Nicodemo: el hombre que nació de nuevo
En el interior de Nicodemo luchaban dos fuerzas opuestas
Evitaba pasar junto aquella puerta y, por supuesto, atravesarla. Frente a ella y fuera de la ciudad, se alzaba el pequeño promontorio en el que crucificaban a los condenados y a Nicodemo le repugnaba la sola idea de pasar cerca aquellos malditos. Se jactaba de ser un fariseo íntegro, dedicado al estudio de la ley y su conducta intachable constituía su orgullo.
Movido por el deseo de progresar en el saber, había ido a visitar a aquel maestro de Galilea de quien todos hablaban. Lo hizo de noche: había murmuraciones en torno a aquel hombre y quería evitar que su visita desatara sospechas de complicidad con él. Pero la entrevista no discurrió como esperaba: él iba buscando un intercambio de opiniones entre sabios, algún progreso en el saber que los enriqueciera a ambos y le desconcertó el planteamiento abrupto de Jesús sobre la necesidad de nacer de nuevo. No era eso lo que él iba buscando y se escabulló en la noche con una molesta sensación de inquietud. Sin embargo, no pudo evitar después seguir de lejos sus idas y venidas, e incluso preguntar con discreción sobre lo que Jesús hacía y decía. Algunos dichos suyos le parecían muy hermosos, como el masal del hombre que encontró un tesoro y lo vendió todo para hacerse con él y, en el fondo, le parecía una obcecación ver a sus compañeros fariseos empeñados en difamarle. Por eso se negó desde el principio a participar en la conspiración que tramaban contre él.

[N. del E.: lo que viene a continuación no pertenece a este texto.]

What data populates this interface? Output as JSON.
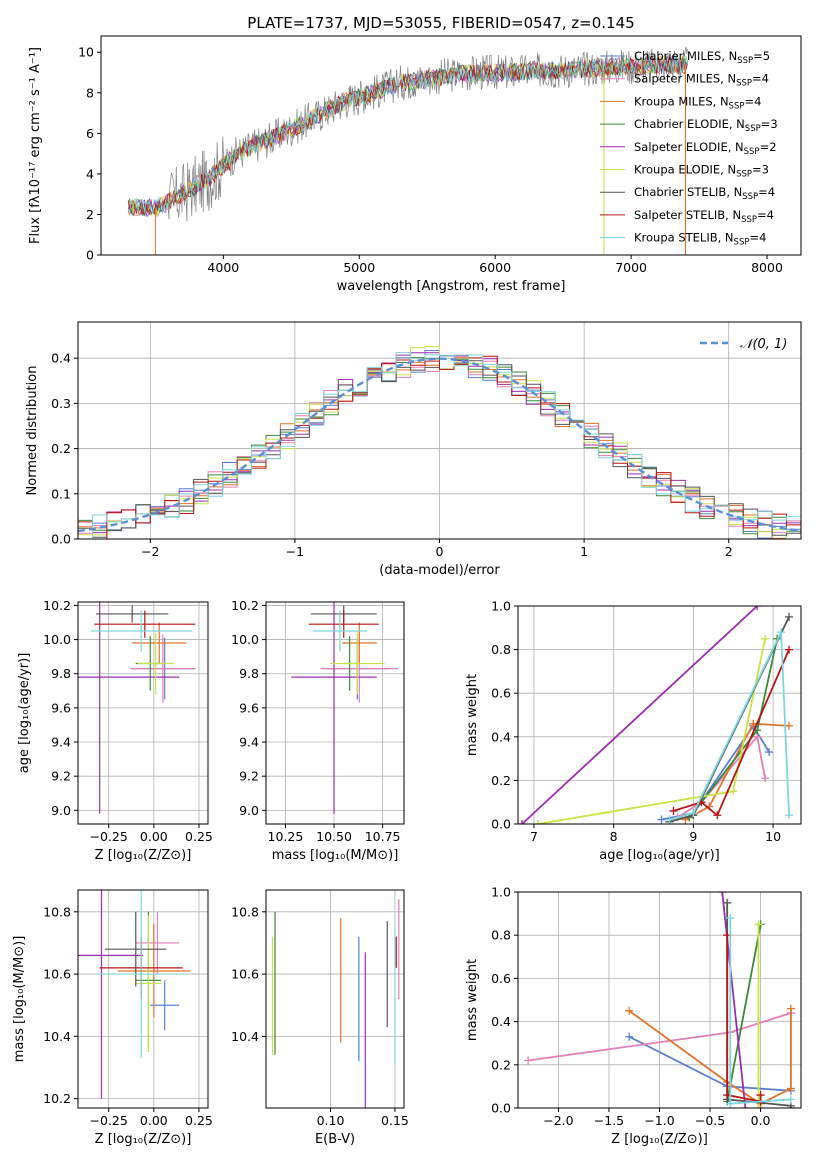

En una ocasión y muy a pesar suyo, sintió que debía levantar la voz en su defensa en la reunión del Sanedrín. Se daba cuenta de que, al hacerlo, estaba arriesgando su prestigio y por eso adoptó un tono de moderada prudencia pero, a pesar de ello, mereció un doble desprecio: el de quienes le escuchaban y el suyo propio por su cobardía.
Una extraña angustia se instaló en él a partir de ese momento y vivió después con tensa expectación los preparativos de aquella Pascua: rogaba a Dios que Jesús no subiera a Jerusalén, donde se cernían sobre él sombríos presagios. Pero él subió, lo prendieron de noche y comenzó aquel juicio inicuo mientras él permanecía encerrado en su casa. En su interior luchaban dos hombres: el fariseo Nicodemo, aferrado convulsamente a sus viejas ideas, costumbres, saberes y prestigio, y otro hombre desconocido para él que, allá en lo más hondo, sabía que había encontrado un tesoro y tenía que venderlo todo si quería conseguirlo.
Al atardecer de la víspera de la fiesta de Pascua, antes que sonara el sofar que anunciaba el comienzo del Sábado más solemne del año, una misteriosa tranquilidad se apoderó de él: salió de su casa, fue a comprar cien libras de perfume y se dirigió con decisión hacia la puerta oeste de la muralla. Se detuvo un instante en el umbral, consciente de que, si la atravesaba y se acercaba a aquel hombre maldito que colgaba de un madero, su vida ya nunca volvería a ser la misma. Sentía un desgarramiento en sus entrañas, como si una vida nueva, aprisionada en la matriz de su pasado, estuviera empujando para salir fuera de lo conocido.
Del otro lado estaba el campo que escondía el tesoro y el crucificado ejercía sobre él una poderosa atracción, más fuerte que todas sus resistencias. Cruzó el umbral y se fue acercando, cargado con sus perfumes, al montecillo rocoso donde estaban clavadas las cruces.
Estaba vendiéndolo todo para poseer aquel tesoro. Estaba naciendo de nuevo.